Converting Emerging Markets to Green Finance:Amundiand the IFC
By the end of 2019, the International Finance Corporation (IFC) had been funding a range of environmental projects for several decades, raising approximately $25 billion for this purpose. Recently, much of this effort was focused on climate mitigation and adaptation projects in emerging markets. While these markets carried certain risks for investors, they also offered promising opportunities: IFC had identified about $29 trillion of investment opportunities in emerging markets that could be partially funded by bonds issued for a particular environmental purpose, known as “green bonds.” What was needed, then, was a method of funding that supported and opened up emerging markets for greater investment, stimulating not only global demand for green bonds but also the supply of green bonds in these markets.
With this goal in mind, together, IFC and asset manager Amundi had launched the Amundi Planet Emerging Green One (EGO) fund in March 2018. The fund was the largest green bond fund targeting emerging markets to date, and it already seemed to be delivering excellent results.

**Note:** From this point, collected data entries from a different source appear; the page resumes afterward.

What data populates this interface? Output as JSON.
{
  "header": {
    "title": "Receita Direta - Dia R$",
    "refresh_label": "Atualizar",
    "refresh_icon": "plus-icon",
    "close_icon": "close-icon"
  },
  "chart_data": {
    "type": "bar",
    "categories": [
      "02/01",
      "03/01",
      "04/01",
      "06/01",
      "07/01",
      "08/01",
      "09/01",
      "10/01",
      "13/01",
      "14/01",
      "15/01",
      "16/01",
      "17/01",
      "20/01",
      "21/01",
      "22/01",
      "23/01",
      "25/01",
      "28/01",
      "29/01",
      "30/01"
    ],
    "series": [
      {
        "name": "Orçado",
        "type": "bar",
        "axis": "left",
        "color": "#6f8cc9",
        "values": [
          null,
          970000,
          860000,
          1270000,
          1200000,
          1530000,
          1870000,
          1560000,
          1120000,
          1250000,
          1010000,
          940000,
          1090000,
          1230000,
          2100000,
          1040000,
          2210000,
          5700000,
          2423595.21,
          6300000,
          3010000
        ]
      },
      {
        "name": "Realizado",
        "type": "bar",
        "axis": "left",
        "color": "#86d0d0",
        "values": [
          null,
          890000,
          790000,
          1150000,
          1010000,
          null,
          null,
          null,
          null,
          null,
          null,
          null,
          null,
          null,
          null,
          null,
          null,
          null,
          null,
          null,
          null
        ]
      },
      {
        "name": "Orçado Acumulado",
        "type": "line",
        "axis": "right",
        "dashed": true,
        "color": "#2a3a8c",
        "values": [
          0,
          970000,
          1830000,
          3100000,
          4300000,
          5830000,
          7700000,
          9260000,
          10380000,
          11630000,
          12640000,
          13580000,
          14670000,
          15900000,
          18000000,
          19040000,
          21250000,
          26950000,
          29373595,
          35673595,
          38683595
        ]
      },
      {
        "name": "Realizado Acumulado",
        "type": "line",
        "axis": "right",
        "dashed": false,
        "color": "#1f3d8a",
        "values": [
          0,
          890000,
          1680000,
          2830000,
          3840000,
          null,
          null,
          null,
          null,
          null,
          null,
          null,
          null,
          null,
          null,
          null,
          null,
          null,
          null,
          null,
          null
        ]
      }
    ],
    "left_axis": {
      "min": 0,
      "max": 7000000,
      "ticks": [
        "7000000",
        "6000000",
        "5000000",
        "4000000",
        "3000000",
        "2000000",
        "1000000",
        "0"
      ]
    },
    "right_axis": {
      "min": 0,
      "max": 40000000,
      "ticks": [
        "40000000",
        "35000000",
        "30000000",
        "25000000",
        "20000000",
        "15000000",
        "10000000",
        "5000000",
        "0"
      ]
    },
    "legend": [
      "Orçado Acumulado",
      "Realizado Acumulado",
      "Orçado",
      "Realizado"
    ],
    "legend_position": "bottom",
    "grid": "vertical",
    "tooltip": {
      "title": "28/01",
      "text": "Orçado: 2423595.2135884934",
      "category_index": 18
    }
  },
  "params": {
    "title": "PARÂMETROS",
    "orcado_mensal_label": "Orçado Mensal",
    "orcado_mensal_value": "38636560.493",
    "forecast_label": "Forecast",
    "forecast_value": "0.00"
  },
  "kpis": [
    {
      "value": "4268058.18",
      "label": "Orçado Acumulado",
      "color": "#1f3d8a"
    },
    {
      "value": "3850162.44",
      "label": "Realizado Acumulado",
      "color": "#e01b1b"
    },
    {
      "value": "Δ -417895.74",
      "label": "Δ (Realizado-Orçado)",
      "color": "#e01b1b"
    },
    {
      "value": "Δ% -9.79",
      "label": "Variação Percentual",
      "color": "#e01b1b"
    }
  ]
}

But would its unique focus and innovative financial structure continue to pay off? What lessons could it offer about climate-smart financing going forward? Were there any factors or limitations that could affect its success? This case considers these questions from the perspectives of two driving forces behind the EGO fund: its architect, IFC Chief Investment Officer Jean-Marie Masse, and Amundi’s Co-Head of Institutional Clients Coverage, Frédéric Samama.